Beirut officially asked for IMF assistance earlier this month, in what Prime Minister Hassan Diab called a “historic moment” for a country facing the biggest threat to its stability since the 1975-90 civil war.

The talks will be based on a government rescue plan which maps out tens of billions of losses in the financial system.

An international support group including the United States and France said in a statement the decision to request an IMF programme was “a first step in the right direction”.

Domestic political support was “necessary for successful conduct and rapid completion of negotiations with the IMF”, the support group noted, hinting at the need for consensus among Lebanon’s fractious politicians.

Foreign donors, which have helped Lebanon in the past, say they will not think about giving any fresh aid before the state enacts reforms to address rampant corruption and waste – root causes of Lebanon’s economic problems.
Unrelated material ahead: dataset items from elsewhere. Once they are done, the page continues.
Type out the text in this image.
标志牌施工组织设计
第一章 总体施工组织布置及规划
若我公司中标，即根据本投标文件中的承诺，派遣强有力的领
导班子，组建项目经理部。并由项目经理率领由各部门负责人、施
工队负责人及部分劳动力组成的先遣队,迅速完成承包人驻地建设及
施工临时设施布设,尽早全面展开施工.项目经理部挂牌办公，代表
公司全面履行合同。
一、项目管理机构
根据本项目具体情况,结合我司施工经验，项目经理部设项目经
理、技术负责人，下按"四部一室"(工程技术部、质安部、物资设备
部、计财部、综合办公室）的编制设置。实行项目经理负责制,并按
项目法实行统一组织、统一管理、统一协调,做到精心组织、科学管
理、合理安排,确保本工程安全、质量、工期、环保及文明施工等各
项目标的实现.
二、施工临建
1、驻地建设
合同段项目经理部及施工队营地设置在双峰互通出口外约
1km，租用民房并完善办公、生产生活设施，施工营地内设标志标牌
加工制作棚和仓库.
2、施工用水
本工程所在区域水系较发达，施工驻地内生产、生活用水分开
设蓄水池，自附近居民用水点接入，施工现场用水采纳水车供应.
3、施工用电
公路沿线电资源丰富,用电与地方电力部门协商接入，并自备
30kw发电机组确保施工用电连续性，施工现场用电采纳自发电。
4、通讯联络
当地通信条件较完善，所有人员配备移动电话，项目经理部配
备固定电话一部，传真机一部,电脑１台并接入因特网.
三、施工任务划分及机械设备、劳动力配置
“Whilst there are no quick and easy fixes to economic reconciliation given that there will inevitably be losers in a likely fraught reform process, the crisis has become so complex that the need for sweeping action is now,” said Ehsan Khoman, head of MENA research and strategy at MUFG.

None of Lebanon’s main parties are opposed to going to the IMF, widely seen as the only way for the country to secure support. However some groups, including the powerful, Iran-backed Shi’ite group Hezbollah, have warned against conditions that would violate the country’s sovereignty.
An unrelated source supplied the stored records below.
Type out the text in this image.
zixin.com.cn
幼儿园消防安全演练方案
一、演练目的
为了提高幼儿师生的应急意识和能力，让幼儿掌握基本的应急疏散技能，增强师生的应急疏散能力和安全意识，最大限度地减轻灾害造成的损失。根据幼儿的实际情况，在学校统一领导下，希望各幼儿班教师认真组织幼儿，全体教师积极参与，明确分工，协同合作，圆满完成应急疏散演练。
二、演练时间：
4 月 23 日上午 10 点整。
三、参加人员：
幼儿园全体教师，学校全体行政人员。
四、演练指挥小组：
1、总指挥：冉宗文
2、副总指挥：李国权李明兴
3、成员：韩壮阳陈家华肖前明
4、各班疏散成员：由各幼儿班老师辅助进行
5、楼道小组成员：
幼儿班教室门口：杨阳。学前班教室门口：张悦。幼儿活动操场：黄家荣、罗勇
Lebanon descended into crisis late last year as capital inflows dried up and protests erupted against the ruling elite over decades of bad governance and corruption.

The crisis has more than halved the value of the local currency and fuelled unrest, as inflation, unemployment and poverty soar.
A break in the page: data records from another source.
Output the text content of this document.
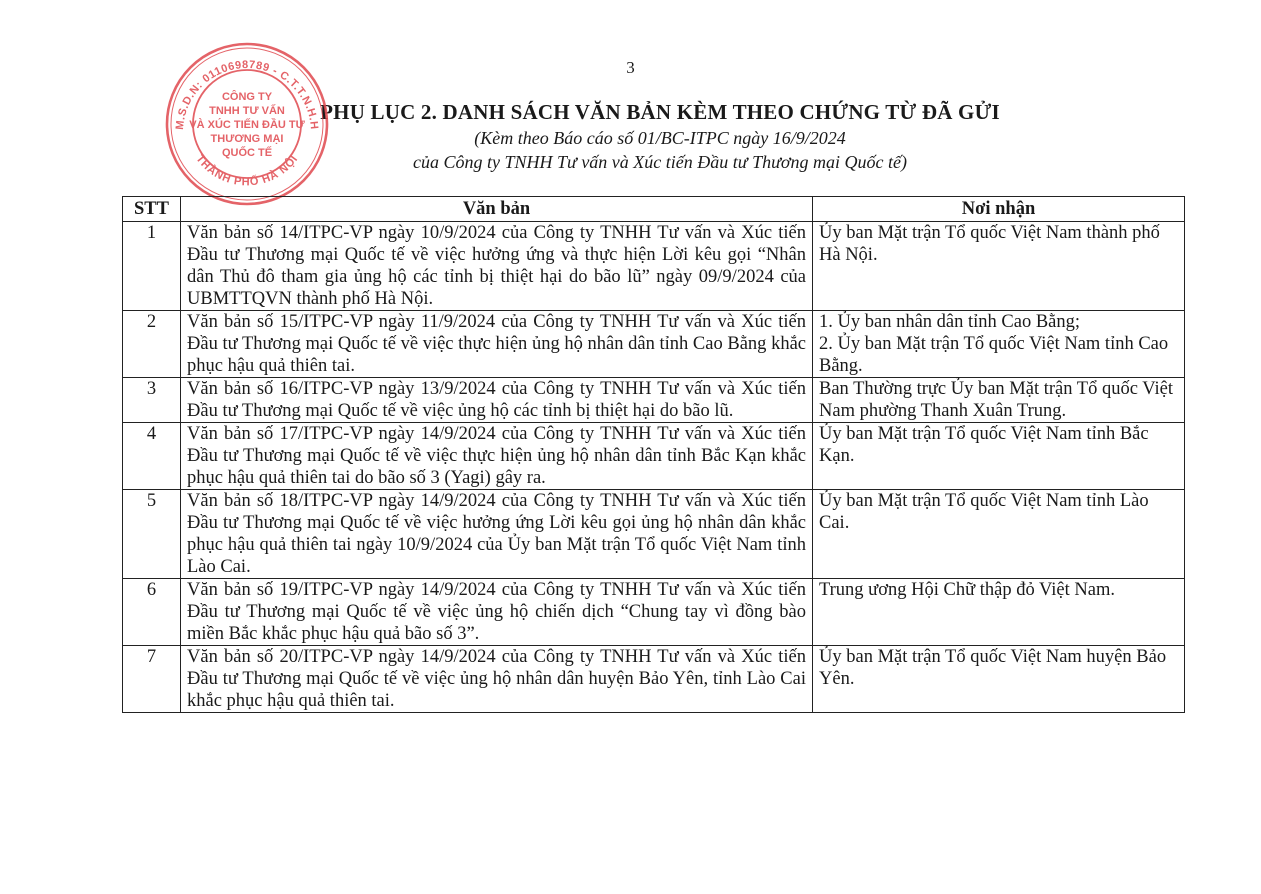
3
PHỤ LỤC 2. DANH SÁCH VĂN BẢN KÈM THEO CHỨNG TỪ ĐÃ GỬI
(Kèm theo Báo cáo số 01/BC-ITPC ngày 16/9/2024
của Công ty TNHH Tư vấn và Xúc tiến Đầu tư Thương mại Quốc tế)
M.S.D.N: 0110698789 - C.T.T.N.H.H
THÀNH PHỐ HÀ NỘI
CÔNG TY
TNHH TƯ VẤN
VÀ XÚC TIẾN ĐẦU TƯ
THƯƠNG MẠI
QUỐC TẾ
STT	Văn bản	Nơi nhận
1	Văn bản số 14/ITPC-VP ngày 10/9/2024 của Công ty TNHH Tư vấn và Xúc tiến Đầu tư Thương mại Quốc tế về việc hưởng ứng và thực hiện Lời kêu gọi “Nhân dân Thủ đô tham gia ủng hộ các tỉnh bị thiệt hại do bão lũ” ngày 09/9/2024 của UBMTTQVN thành phố Hà Nội.	Ủy ban Mặt trận Tổ quốc Việt Nam thành phố Hà Nội.

2	Văn bản số 15/ITPC-VP ngày 11/9/2024 của Công ty TNHH Tư vấn và Xúc tiến Đầu tư Thương mại Quốc tế về việc thực hiện ủng hộ nhân dân tỉnh Cao Bằng khắc phục hậu quả thiên tai.	1. Ủy ban nhân dân tỉnh Cao Bằng;
2. Ủy ban Mặt trận Tổ quốc Việt Nam tỉnh Cao Bằng.

3	Văn bản số 16/ITPC-VP ngày 13/9/2024 của Công ty TNHH Tư vấn và Xúc tiến Đầu tư Thương mại Quốc tế về việc ủng hộ các tỉnh bị thiệt hại do bão lũ.	Ban Thường trực Ủy ban Mặt trận Tổ quốc Việt Nam phường Thanh Xuân Trung.

4	Văn bản số 17/ITPC-VP ngày 14/9/2024 của Công ty TNHH Tư vấn và Xúc tiến Đầu tư Thương mại Quốc tế về việc thực hiện ủng hộ nhân dân tỉnh Bắc Kạn khắc phục hậu quả thiên tai do bão số 3 (Yagi) gây ra.	Ủy ban Mặt trận Tổ quốc Việt Nam tỉnh Bắc Kạn.

5	Văn bản số 18/ITPC-VP ngày 14/9/2024 của Công ty TNHH Tư vấn và Xúc tiến Đầu tư Thương mại Quốc tế về việc hưởng ứng Lời kêu gọi ủng hộ nhân dân khắc phục hậu quả thiên tai ngày 10/9/2024 của Ủy ban Mặt trận Tổ quốc Việt Nam tỉnh Lào Cai.	Ủy ban Mặt trận Tổ quốc Việt Nam tỉnh Lào Cai.

6	Văn bản số 19/ITPC-VP ngày 14/9/2024 của Công ty TNHH Tư vấn và Xúc tiến Đầu tư Thương mại Quốc tế về việc ủng hộ chiến dịch “Chung tay vì đồng bào miền Bắc khắc phục hậu quả bão số 3”.	Trung ương Hội Chữ thập đỏ Việt Nam.

7	Văn bản số 20/ITPC-VP ngày 14/9/2024 của Công ty TNHH Tư vấn và Xúc tiến Đầu tư Thương mại Quốc tế về việc ủng hộ nhân dân huyện Bảo Yên, tỉnh Lào Cai khắc phục hậu quả thiên tai.	Ủy ban Mặt trận Tổ quốc Việt Nam huyện Bảo Yên.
Cash-strapped banks have largely frozen depositors out of their savings for months as dollars have grown ever more scarce.

After defaulting on its sovereign debts in March, Lebanon hopes an IMF programme will help in talks with its creditors.

Some economists see the plan as a good first step but remain sceptical about Lebanon’s ability to enact reforms to cut public sector spending and overhaul the banking sector after years of dragging its feet and political wrangling.

“We are certainly nowhere near out of the woods yet, but a coherent, credible and coordinated IMF rescue package will, over time, reassure investors that Lebanon is on a more sustainable footing,” said Khoman.

The plan has also faced strong pushback from banks that are projected to sustain losses of some $83 billion. The banks, major lenders to the government for decades, are working on their own plan that seeks to keep some of their capital.